About the Webinar:  Disputes often occur because professionals and families have radically different visions of what services and supports are necessary to attain IDEA’s four results of equality of opportunity, independent living, full participation, and economic self-sufficiency. When dispute resolution results in the need to make extensive change in services and supports—creation, implementation, evaluation—often parties are overwhelmed by the magnitude of the task and feel immobilized in putting recommendations into place.  In this session, Ann Turnbull will focus on a process for mobilizing a “village” comprised of family, educators, other professionals, friends, and community citizens to work together on a regular basis over time in order to orchestrate significant and sustainable change. Ann refers to this process as Group Action Planning, and she will share her own family experience in using Group Action Planning to transform her son’s, Jay’s, life from the array of segregated adult services (sheltered workshop, group home, disability-only recreation) to inclusive community living (home of his own, supported employment, public transportation, sense of belonging throughout the entire community). Using a detailed handout and video segments, Ann will highlight five components of Group Action Planning—Inviting Support, Making Connections, Sharing Great Expectations, Solving Problems, and Celebrating Success. Ann will expand from her own family’s transition experience to highlight how Group Action Planning has been very successfully used at early childhood, elementary, and secondary levels to address a broad range of educational, recreational, religious, and socialization opportunities.

Photo of Ann Turnbull

About the Presenter: Dr.
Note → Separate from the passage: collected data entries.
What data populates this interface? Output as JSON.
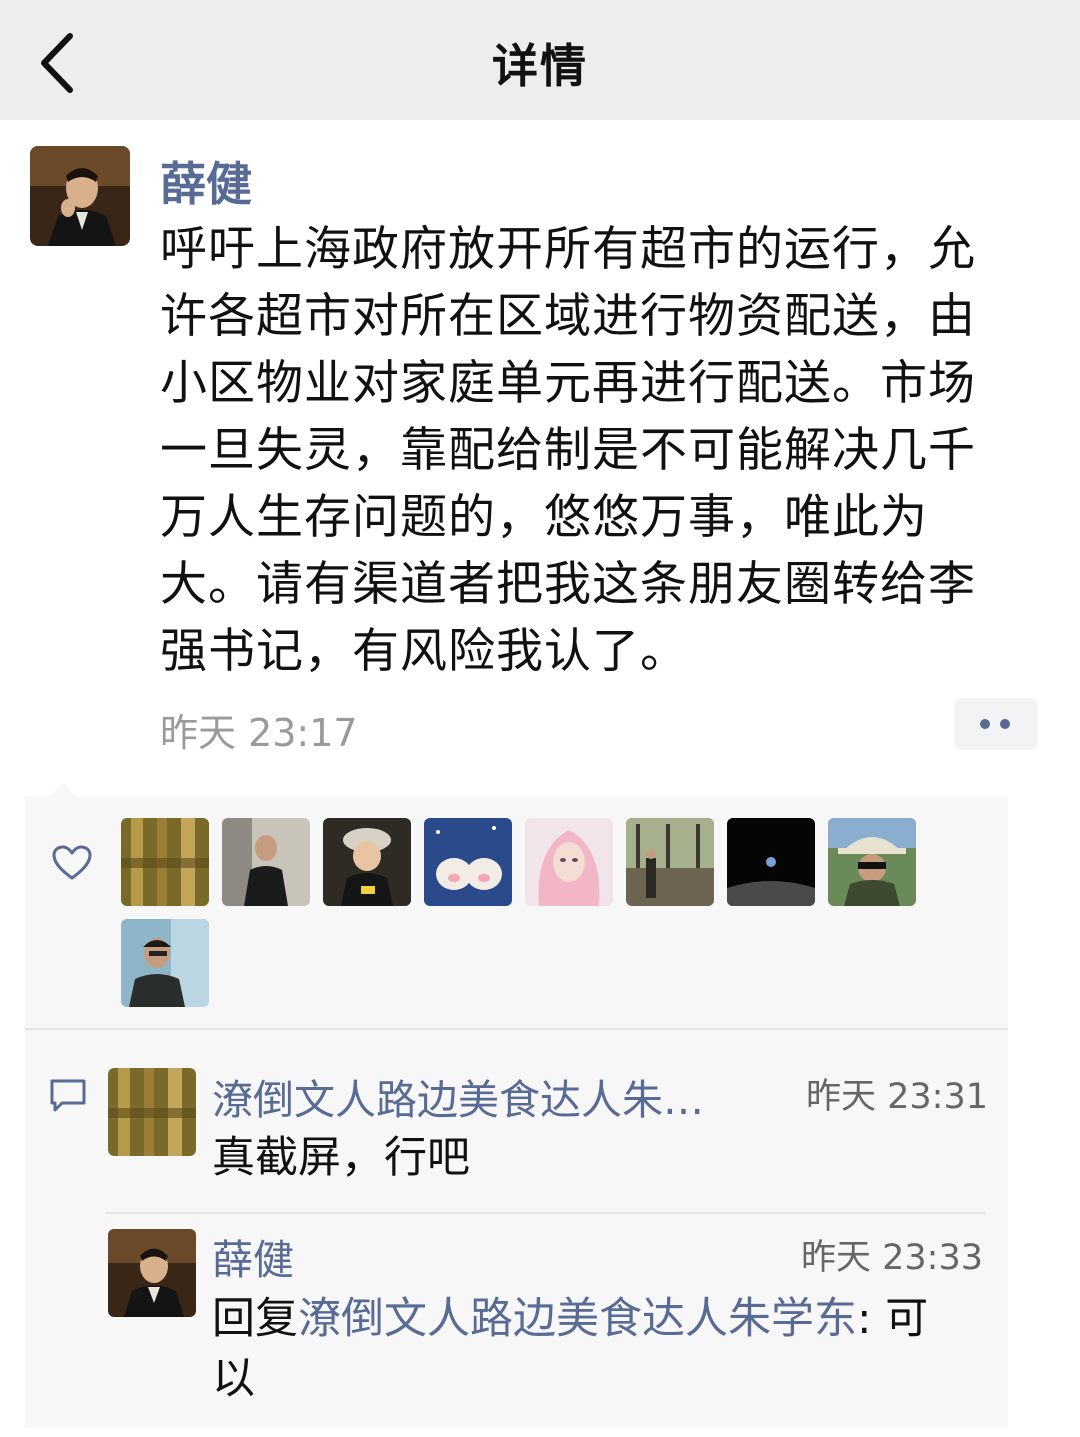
{
  "header": {
    "title": "详情",
    "back_icon": "chevron-left-icon"
  },
  "post": {
    "author": "薛健",
    "lines": [
      "呼吁上海政府放开所有超市的运行，允",
      "许各超市对所在区域进行物资配送，由",
      "小区物业对家庭单元再进行配送。市场",
      "一旦失灵，靠配给制是不可能解决几千",
      "万人生存问题的，悠悠万事，唯此为",
      "大。请有渠道者把我这条朋友圈转给李",
      "强书记，有风险我认了。"
    ],
    "time": "昨天 23:17",
    "more_icon": "more-dots-icon"
  },
  "likes": {
    "icon": "heart-icon",
    "count": 9
  },
  "comments": [
    {
      "author": "潦倒文人路边美食达人朱…",
      "time": "昨天 23:31",
      "text": "真截屏，行吧"
    },
    {
      "author": "薛健",
      "time": "昨天 23:33",
      "reply_prefix": "回复",
      "reply_to": "潦倒文人路边美食达人朱学东",
      "reply_line1_rest": ": 可",
      "reply_line2": "以"
    }
  ],
  "colors": {
    "nav_bg": "#ededed",
    "link": "#586b95",
    "panel_bg": "#f7f7f7",
    "time": "#9a9a9a"
  }
}
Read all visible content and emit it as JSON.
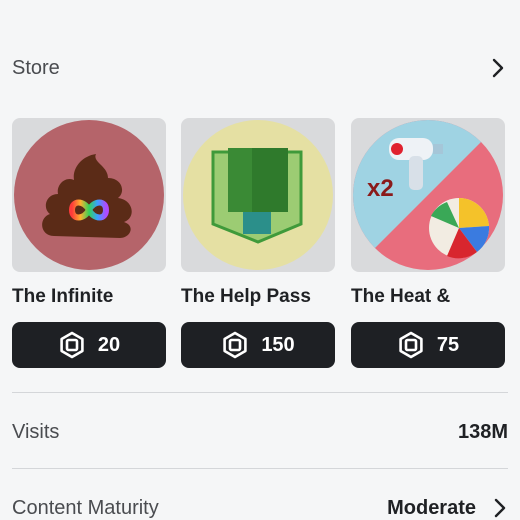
{
  "store": {
    "title": "Store"
  },
  "passes": [
    {
      "name": "The Infinite",
      "price": "20",
      "thumb_bg": "#b5646a",
      "icon": "infinity-poop-icon"
    },
    {
      "name": "The Help Pass",
      "price": "150",
      "thumb_bg": "#e5e0a3",
      "icon": "green-tree-block-icon"
    },
    {
      "name": "The Heat &",
      "price": "75",
      "thumb_bg": "#e86d7d",
      "icon": "water-gun-beach-ball-icon",
      "badge": "x2"
    }
  ],
  "visits": {
    "label": "Visits",
    "value": "138M"
  },
  "maturity": {
    "label": "Content Maturity",
    "value": "Moderate"
  },
  "colors": {
    "button_bg": "#1e2024",
    "divider": "#d4d6d9"
  }
}
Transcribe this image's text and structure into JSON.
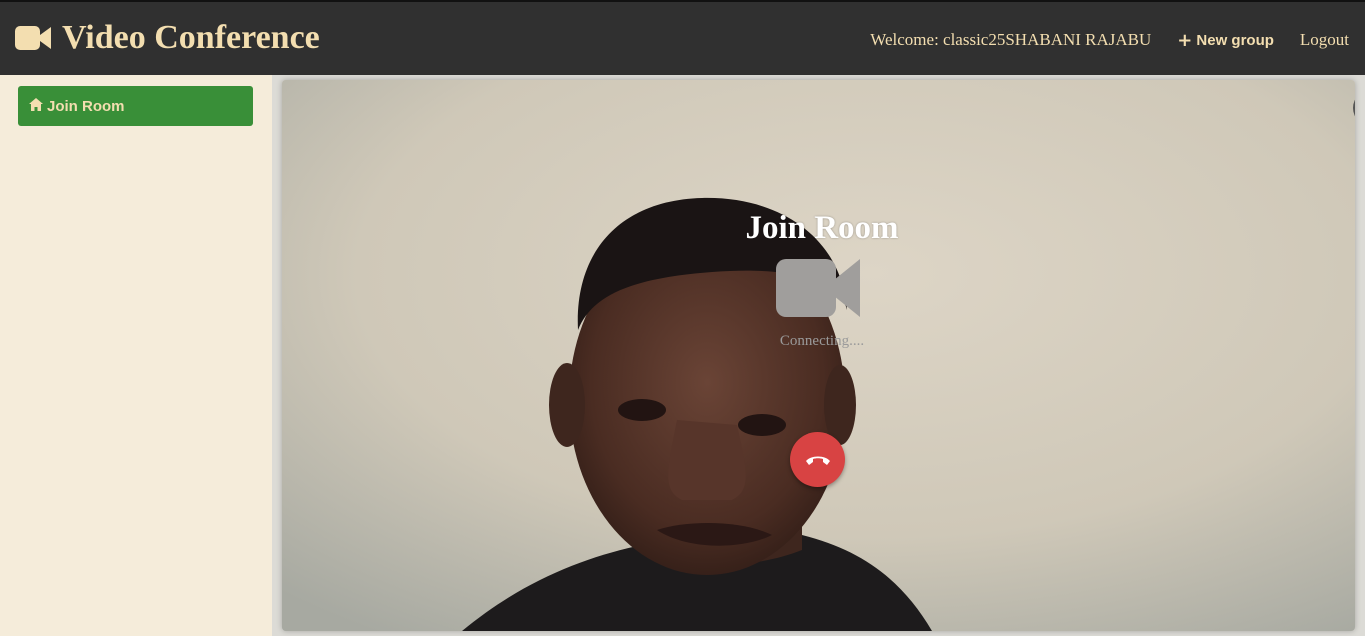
{
  "header": {
    "brand_icon": "video-camera-icon",
    "title": "Video Conference",
    "welcome": "Welcome: classic25SHABANI RAJABU",
    "new_group_icon": "plus-icon",
    "new_group_label": "New group",
    "logout_label": "Logout",
    "bar_color": "#303030",
    "accent_color": "#f3deb0"
  },
  "sidebar": {
    "items": [
      {
        "icon": "home-icon",
        "label": "Join Room",
        "color": "#398f38"
      }
    ]
  },
  "call": {
    "title": "Join Room",
    "camera_icon": "video-camera-icon",
    "status": "Connecting....",
    "hangup_icon": "phone-hangup-icon",
    "hangup_color": "#d84343",
    "collapse_icon": "chevron-left-icon"
  }
}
Ann Turnbull has been a professor, researcher, and advocate for individuals with disabilities, their families, and service providers for four decades. She has authored 32 books and over 250 articles and chapters. In 1999, she was selected as one of 36 individuals who have "changed the course of history for individuals with intellectual and developmental disabilities in the 20th century." Her greatest learning has come from her son, Jay Turnbull, who she has always called her "best professor" about the needs of individuals with significant disabilities over the lifespan.